Reflections from Time and Life
- Rumy Sen
- 1 day ago
- 3 min read
(Apologies, a previous version of this post disappeared without a trace due to a glitch in the platform! Re-publishing with a tweaked title.)
A couple of thought-provoking moments rang bells for me recently. I stumbled on a video of a 92-year-old recounting what she would tell her 60-year-old self and we visited our dear friends who are grieving the loss of their beloved son. The lessons from the nonagenarian and time with our friends helped me reframe my priorities.

On Friendships
As we enter our 60s, loved ones and friends inevitably begin to die. When someone younger goes before us, the trauma is paralyzing. There’s also the challenge of making younger friends as we age, but that is exactly what the nonagenarian and our friends tell us to do to buffer against loss. Our children’s friends are our best bet. There is nothing better than the energy from young people to lift the spirit.
On Being a Safety Net
There is no doubt we need to be a safety net for our kids and grandkids but unsolicited advice corrodes the tensile strength of the net. This is the hardest lesson to follow. My context is very different from our kids. My lessons and priorities may not be relevant to them. Plus hasn't experience been the best teacher for me and isn’t the natural order for our kids to find their own way? My brain comprehends this fully; my tongue requires constant restraint.
On Health
In our 60s our ailments tend to become chronic. The window on eating well and strengthening our scaffolding closes rapidly in the subsequent years. Ironically, just when I need to focus on eating healthy, sweet and fried foods make my brain euphoric. Overcoming this disconnect takes every bit of focus every single day.
On Aging
Acknowledging that we will be diminished and tackling this fact head on is non-negotiable. Only a lucky few go without a fight and I have done little to deserve this coveted prize. I know I will live till 100. Perhaps the universe needs time to settle my accounts. The wise elder says tackle each day, month, year and decade with purpose so that life doesn’t become a game of catching up on the inevitable. Inspiration from our friends is to find meaning and purpose even when there is every reason to give up.
On Relationships
Now is the time to not leave anything unsaid and to mend relationships. It’s also a time for my better half and me to evolve our relationship as the effects of aging strike us in subtle and jarring ways. Grief adds to the complexity of nurturing our bonds. Nobody I know has escaped grief, some - like our friends - have been struck so deeply that their pain is impossible to fathom. Wisdom from the nonagenarian is to say what needs to be said, to apologize and to right the ship now so we can enter the next inning with peace. Wisdom from our friends is to center ourselves in search of peace and to stop worrying about what others think and do.

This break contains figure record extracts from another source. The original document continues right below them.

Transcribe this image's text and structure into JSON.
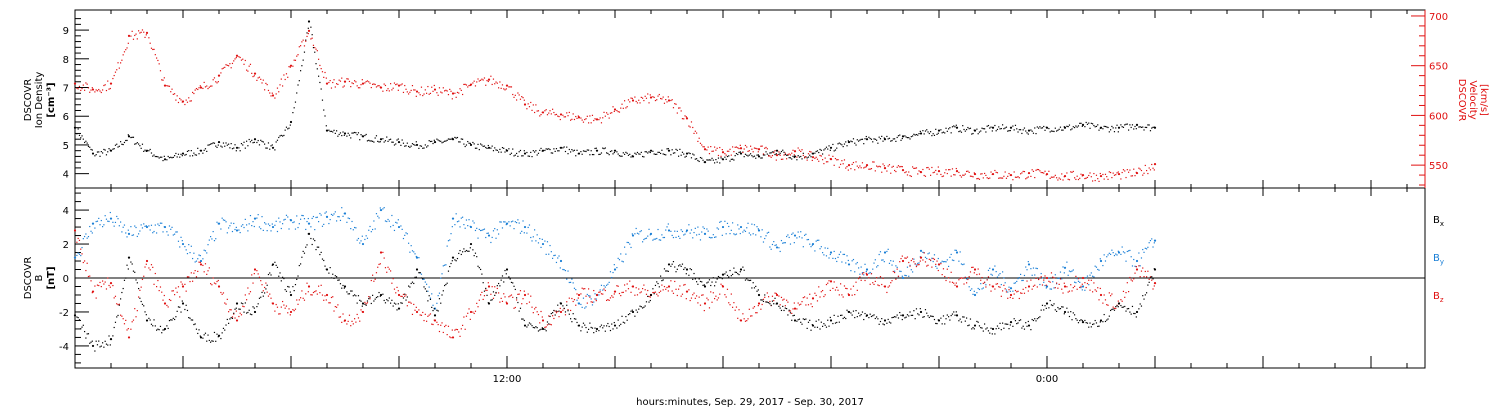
{
  "colors": {
    "black": "#000000",
    "red": "#e01010",
    "blue": "#1a7fd6"
  },
  "footer": {
    "xlabel": "hours:minutes, Sep. 29, 2017 - Sep. 30, 2017"
  },
  "chart_data": [
    {
      "id": "density-velocity",
      "type": "scatter",
      "left_axis": {
        "label_lines": [
          "DSCOVR",
          "Ion Density"
        ],
        "unit": "[cm⁻³]",
        "ylim": [
          3.5,
          9.7
        ],
        "ticks": [
          4,
          5,
          6,
          7,
          8,
          9
        ]
      },
      "right_axis": {
        "label_lines": [
          "DSCOVR",
          "Velocity"
        ],
        "unit": "[km/s]",
        "ylim": [
          527,
          706
        ],
        "ticks": [
          550,
          600,
          650,
          700
        ]
      },
      "x_hours_range": [
        0,
        37.5
      ],
      "series": [
        {
          "axis": "left",
          "color": "black",
          "x": [
            0,
            0.5,
            1,
            1.5,
            2,
            2.5,
            3,
            3.5,
            4,
            4.5,
            5,
            5.5,
            6,
            6.5,
            7,
            7.5,
            8,
            8.5,
            9,
            9.5,
            10,
            10.5,
            11,
            11.5,
            12,
            12.5,
            13,
            13.5,
            14,
            14.5,
            15,
            15.5,
            16,
            16.5,
            17,
            17.5,
            18,
            18.5,
            19,
            19.5,
            20,
            20.5,
            21,
            21.5,
            22,
            22.5,
            23,
            23.5,
            24,
            24.5,
            25,
            25.5,
            26,
            26.5,
            27,
            27.5,
            28,
            28.5,
            29,
            29.5,
            30
          ],
          "y": [
            5.6,
            4.7,
            4.8,
            5.3,
            4.8,
            4.5,
            4.7,
            4.8,
            5.1,
            4.9,
            5.2,
            4.9,
            5.8,
            9.3,
            5.5,
            5.4,
            5.3,
            5.2,
            5.1,
            5.0,
            5.1,
            5.2,
            5.0,
            4.9,
            4.8,
            4.7,
            4.8,
            4.9,
            4.7,
            4.8,
            4.8,
            4.6,
            4.8,
            4.8,
            4.7,
            4.4,
            4.5,
            4.7,
            4.6,
            4.8,
            4.6,
            4.7,
            4.9,
            5.1,
            5.2,
            5.2,
            5.3,
            5.4,
            5.5,
            5.6,
            5.5,
            5.6,
            5.6,
            5.5,
            5.6,
            5.6,
            5.7,
            5.6,
            5.6,
            5.7,
            5.6
          ]
        },
        {
          "axis": "right",
          "color": "red",
          "x": [
            0,
            0.5,
            1,
            1.5,
            2,
            2.5,
            3,
            3.5,
            4,
            4.5,
            5,
            5.5,
            6,
            6.5,
            7,
            7.5,
            8,
            8.5,
            9,
            9.5,
            10,
            10.5,
            11,
            11.5,
            12,
            12.5,
            13,
            13.5,
            14,
            14.5,
            15,
            15.5,
            16,
            16.5,
            17,
            17.5,
            18,
            18.5,
            19,
            19.5,
            20,
            20.5,
            21,
            21.5,
            22,
            22.5,
            23,
            23.5,
            24,
            24.5,
            25,
            25.5,
            26,
            26.5,
            27,
            27.5,
            28,
            28.5,
            29,
            29.5,
            30
          ],
          "y": [
            632,
            626,
            632,
            680,
            683,
            630,
            614,
            628,
            640,
            660,
            642,
            620,
            650,
            685,
            632,
            634,
            632,
            628,
            630,
            624,
            626,
            622,
            631,
            636,
            630,
            611,
            603,
            601,
            598,
            596,
            606,
            615,
            618,
            615,
            597,
            566,
            563,
            567,
            566,
            560,
            564,
            558,
            556,
            550,
            550,
            547,
            545,
            543,
            544,
            544,
            541,
            541,
            540,
            542,
            541,
            539,
            540,
            539,
            541,
            542,
            551
          ]
        }
      ]
    },
    {
      "id": "magnetic-field",
      "type": "scatter",
      "left_axis": {
        "label_lines": [
          "DSCOVR",
          "B"
        ],
        "unit": "[nT]",
        "ylim": [
          -5.3,
          5.3
        ],
        "ticks": [
          -4,
          -2,
          0,
          2,
          4
        ]
      },
      "zero_line": true,
      "x_hours_range": [
        0,
        37.5
      ],
      "xticks": [
        {
          "hour": 12,
          "label": "12:00"
        },
        {
          "hour": 27,
          "label": "0:00"
        }
      ],
      "legend": [
        {
          "label": "B",
          "sub": "x",
          "color": "black"
        },
        {
          "label": "B",
          "sub": "y",
          "color": "blue"
        },
        {
          "label": "B",
          "sub": "z",
          "color": "red"
        }
      ],
      "series": [
        {
          "name": "Bx",
          "color": "black",
          "x": [
            0,
            0.5,
            1,
            1.5,
            2,
            2.5,
            3,
            3.5,
            4,
            4.5,
            5,
            5.5,
            6,
            6.5,
            7,
            7.5,
            8,
            8.5,
            9,
            9.5,
            10,
            10.5,
            11,
            11.5,
            12,
            12.5,
            13,
            13.5,
            14,
            14.5,
            15,
            15.5,
            16,
            16.5,
            17,
            17.5,
            18,
            18.5,
            19,
            19.5,
            20,
            20.5,
            21,
            21.5,
            22,
            22.5,
            23,
            23.5,
            24,
            24.5,
            25,
            25.5,
            26,
            26.5,
            27,
            27.5,
            28,
            28.5,
            29,
            29.5,
            30
          ],
          "y": [
            -2.2,
            -4.0,
            -3.6,
            1.2,
            -2.5,
            -3.0,
            -1.5,
            -3.5,
            -3.4,
            -1.5,
            -2.0,
            0.8,
            -1.0,
            2.6,
            0.5,
            -0.5,
            -1.5,
            -1.0,
            -1.8,
            0.5,
            -2.2,
            1.2,
            2.0,
            -1.5,
            0.5,
            -2.8,
            -3.0,
            -1.5,
            -2.8,
            -3.0,
            -2.8,
            -2.0,
            -1.0,
            0.8,
            0.5,
            -0.5,
            0.2,
            0.5,
            -1.0,
            -1.5,
            -2.5,
            -2.8,
            -2.5,
            -2.0,
            -2.2,
            -2.5,
            -2.2,
            -2.0,
            -2.5,
            -2.2,
            -2.8,
            -3.0,
            -2.6,
            -2.8,
            -1.5,
            -2.0,
            -2.6,
            -2.5,
            -1.5,
            -2.0,
            0.5
          ]
        },
        {
          "name": "By",
          "color": "blue",
          "x": [
            0,
            0.5,
            1,
            1.5,
            2,
            2.5,
            3,
            3.5,
            4,
            4.5,
            5,
            5.5,
            6,
            6.5,
            7,
            7.5,
            8,
            8.5,
            9,
            9.5,
            10,
            10.5,
            11,
            11.5,
            12,
            12.5,
            13,
            13.5,
            14,
            14.5,
            15,
            15.5,
            16,
            16.5,
            17,
            17.5,
            18,
            18.5,
            19,
            19.5,
            20,
            20.5,
            21,
            21.5,
            22,
            22.5,
            23,
            23.5,
            24,
            24.5,
            25,
            25.5,
            26,
            26.5,
            27,
            27.5,
            28,
            28.5,
            29,
            29.5,
            30
          ],
          "y": [
            1.2,
            3.2,
            3.5,
            2.6,
            3.0,
            3.0,
            2.0,
            1.0,
            3.2,
            2.8,
            3.5,
            3.0,
            3.4,
            3.2,
            3.6,
            3.8,
            2.0,
            4.0,
            3.0,
            1.2,
            -1.8,
            3.5,
            3.0,
            2.5,
            3.2,
            3.0,
            2.0,
            1.0,
            -1.5,
            -1.0,
            0.5,
            2.5,
            2.6,
            2.8,
            2.8,
            2.6,
            3.0,
            3.0,
            2.8,
            1.8,
            2.5,
            2.0,
            1.5,
            0.8,
            0.5,
            1.5,
            0.0,
            1.6,
            0.8,
            1.5,
            -1.0,
            0.5,
            -0.6,
            0.8,
            -0.5,
            0.6,
            -0.5,
            1.0,
            1.5,
            1.0,
            2.2
          ]
        },
        {
          "name": "Bz",
          "color": "red",
          "x": [
            0,
            0.5,
            1,
            1.5,
            2,
            2.5,
            3,
            3.5,
            4,
            4.5,
            5,
            5.5,
            6,
            6.5,
            7,
            7.5,
            8,
            8.5,
            9,
            9.5,
            10,
            10.5,
            11,
            11.5,
            12,
            12.5,
            13,
            13.5,
            14,
            14.5,
            15,
            15.5,
            16,
            16.5,
            17,
            17.5,
            18,
            18.5,
            19,
            19.5,
            20,
            20.5,
            21,
            21.5,
            22,
            22.5,
            23,
            23.5,
            24,
            24.5,
            25,
            25.5,
            26,
            26.5,
            27,
            27.5,
            28,
            28.5,
            29,
            29.5,
            30
          ],
          "y": [
            2.8,
            -0.8,
            -0.3,
            -3.5,
            1.0,
            -1.5,
            -0.5,
            0.8,
            -0.5,
            -2.5,
            0.5,
            -1.5,
            -2.0,
            -0.5,
            -1.0,
            -2.5,
            -2.0,
            1.5,
            -1.0,
            -2.0,
            -2.5,
            -3.5,
            -2.0,
            -0.5,
            -1.5,
            -1.0,
            -2.5,
            -2.0,
            -1.0,
            -1.0,
            -0.8,
            -0.5,
            -1.0,
            -0.5,
            -0.8,
            -1.5,
            -0.5,
            -2.5,
            -1.5,
            -1.0,
            -1.8,
            -1.2,
            -0.2,
            -1.0,
            0.2,
            -0.5,
            1.0,
            1.2,
            0.8,
            -0.5,
            0.5,
            -0.5,
            -1.0,
            -0.5,
            0.0,
            -0.5,
            0.0,
            -1.0,
            -1.5,
            0.5,
            -0.3
          ]
        }
      ]
    }
  ]
}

We live in a cesspool of fake news and it is impossible to know if this particular nonagenarian is a real person or an AI generated avatar. Regardless, her insights resonate. Our friends are unquestionably real. Their grief is palpable and heartbreaking. Their advice is grounded in reality. Their resilience is inspiring.
May these reflections offer perspective in the coming years. And may the universe bless our friends, hold them gently and grant them peace.